The magazine reported, and Cowboy State Daily has confirmed, that the Ohio Board of Commissioners on Character and Fitness reviewed a civil action the Ohio Attorney General had waged against Chapman, his father, and others, which ended with a consent dismissal.
Chapman admitted he’d worked for his father’s carpet and upholstery cleaning business periodically between 1983 and 1991, and he learned about, typed and taught new employees how to over-quote job prices and offer “illusory discounts,” the Ohio Supreme Court’s recounting of that case says.
Under the plan, technicians routinely dry-cleaned fabrics that did not require drycleaning to increase the contract price, the business paid for Chapman’s law school tuition, and he transferred motor vehicles used in the business and titled in his name to fictitious corporations, the document says.

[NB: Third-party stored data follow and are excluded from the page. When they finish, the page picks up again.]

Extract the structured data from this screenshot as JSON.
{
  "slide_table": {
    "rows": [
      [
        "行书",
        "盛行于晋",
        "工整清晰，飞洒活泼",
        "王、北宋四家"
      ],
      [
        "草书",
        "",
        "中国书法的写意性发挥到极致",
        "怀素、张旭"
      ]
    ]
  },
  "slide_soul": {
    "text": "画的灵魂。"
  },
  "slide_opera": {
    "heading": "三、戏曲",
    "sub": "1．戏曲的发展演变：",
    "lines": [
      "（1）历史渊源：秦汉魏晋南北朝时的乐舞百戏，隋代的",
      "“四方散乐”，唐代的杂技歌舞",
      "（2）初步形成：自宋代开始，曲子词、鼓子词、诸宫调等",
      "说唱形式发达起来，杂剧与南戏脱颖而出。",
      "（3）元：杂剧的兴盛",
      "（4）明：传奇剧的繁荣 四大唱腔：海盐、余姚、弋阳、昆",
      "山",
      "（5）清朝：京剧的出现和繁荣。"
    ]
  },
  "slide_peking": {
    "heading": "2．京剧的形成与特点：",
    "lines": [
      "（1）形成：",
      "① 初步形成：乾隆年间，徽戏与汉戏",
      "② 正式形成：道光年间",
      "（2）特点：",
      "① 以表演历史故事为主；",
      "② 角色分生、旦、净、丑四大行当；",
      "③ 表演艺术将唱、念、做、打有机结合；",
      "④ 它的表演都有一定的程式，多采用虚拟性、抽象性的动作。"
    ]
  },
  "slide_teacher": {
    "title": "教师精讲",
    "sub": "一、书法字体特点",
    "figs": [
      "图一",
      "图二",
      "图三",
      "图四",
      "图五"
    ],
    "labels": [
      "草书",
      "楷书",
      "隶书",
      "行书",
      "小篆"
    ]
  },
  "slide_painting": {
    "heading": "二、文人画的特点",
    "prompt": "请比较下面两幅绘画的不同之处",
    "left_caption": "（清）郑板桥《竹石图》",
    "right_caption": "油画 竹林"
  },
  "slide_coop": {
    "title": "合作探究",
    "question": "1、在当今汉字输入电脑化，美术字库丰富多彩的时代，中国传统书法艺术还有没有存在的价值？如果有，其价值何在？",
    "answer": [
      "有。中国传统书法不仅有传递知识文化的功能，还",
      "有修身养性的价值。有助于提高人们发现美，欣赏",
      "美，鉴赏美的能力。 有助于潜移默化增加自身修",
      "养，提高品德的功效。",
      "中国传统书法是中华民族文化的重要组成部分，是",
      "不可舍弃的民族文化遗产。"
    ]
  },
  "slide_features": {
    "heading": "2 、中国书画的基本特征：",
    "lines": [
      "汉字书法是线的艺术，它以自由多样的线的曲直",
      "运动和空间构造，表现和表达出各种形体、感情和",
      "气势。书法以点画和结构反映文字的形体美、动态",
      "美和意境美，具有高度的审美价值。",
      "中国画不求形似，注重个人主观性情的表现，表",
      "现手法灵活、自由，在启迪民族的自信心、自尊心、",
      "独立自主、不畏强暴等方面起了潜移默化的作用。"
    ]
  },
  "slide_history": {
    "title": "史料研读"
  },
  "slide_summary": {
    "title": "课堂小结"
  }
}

The Ohio Supreme Court continued, saying the Board of Commissioners on Character and Fitness found Chapman’s 1992 conversion "from his previous pattern of highly questionable ethical and outright illegal behavior… too recent to be convincing."
His application was denied, but he was admitted to the bar later, in 1996. He is now marked “inactive” with the Ohio State Bar.
The Florida Bar shows Frank H. Chapman as a member in good standing: home address in Moran, cellphone area code of Florida. He was admitted to the Florida bar in 1998.
Regarding the work for his father’s company, Chapman told Boca Magazine that he was young and, “You don’t know anything is deceptive when you grow up in it.”
The Ohio Board of Tax Appeals issued a 2004 decision against Chapman when he challenged a ruling that he’d failed to pay about $27,000 in taxes on a yacht.
Chapman had said he paid taxes on the yacht through a boat dealer in New York, and it had never entered Ohio, but had stayed in Florida since he bought it.
The board cast Chapman’s evidence as inadequate or raised too late, deferred to the tax commissioner’s findings as “presumptively valid,” and denied his appeal, says the decision.
Update - As this story went to publication, an eighth U.S. House candidate, former state Rep. John Romero Martinez, also declared his candidacy.